Yukarıdaki resimde görüldüğü gibi hava koşullarından dolayı kanalın çıkış kısmı bantlanmış, bu nedenle ne kadar büyük olduğu ya da besleme yarığının yönelimi net değil fakat kesin olan bir şey var ki eğer periskop gerçekten arka kanada bağlanmazsa oluşan besleme etkisi Lotus’un çözümünden daha geniş bir alanda etkili olabilir. Bu da drag etkisinin azaltılarak daha fazla downforce elde etmek anlamına geliyor.

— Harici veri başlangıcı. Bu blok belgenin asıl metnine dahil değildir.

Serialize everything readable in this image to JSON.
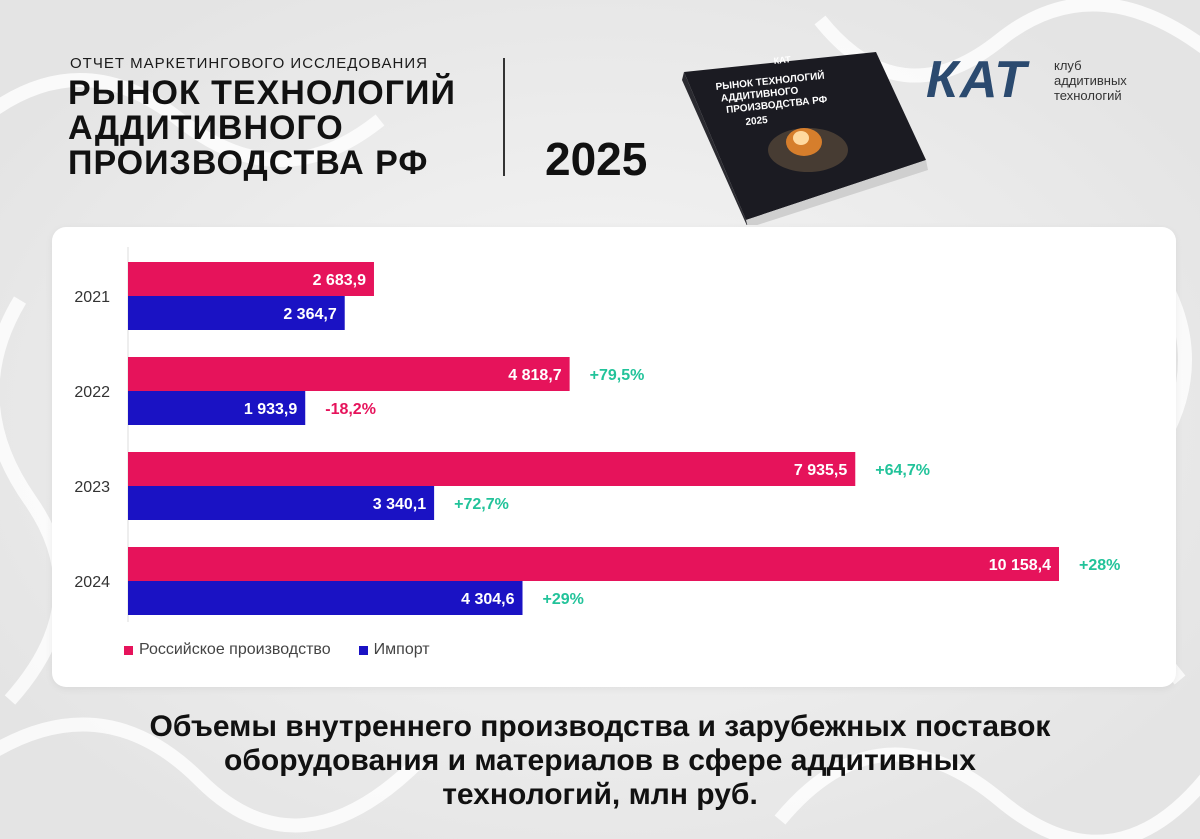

Eğer tahmin edildiği gibi periskop arka kanada bağlanmayıp besleme için kullanılırsa arka kanatta daha dikey hücum açısı kullanılmasına olanak sağlanır, böylelikle yarık uç katmanını azaltarak downforce’un kuvvetlenmesine yani artmasına yardımcı olur. Eğer hız giderek artarsa bu kez yarık arka kanat hücum açısı için yeterli hava akımını üretemez ve kanadın etkinliği sonlanır. Downforce azalır ve dolayısıyla drag etkisi baş gösterir. Bu da araçların daha yüksek hızlara çıkması anlamına geliyor ki tahminen 5-10 kmh kadar bir etki yaratabilir.
Mercedes bu çözümle birlikte DDRS sistemini de kullanmaya devam edecek, böylece DRS aktif değilken bile drag etkisi azaltılmış olacak.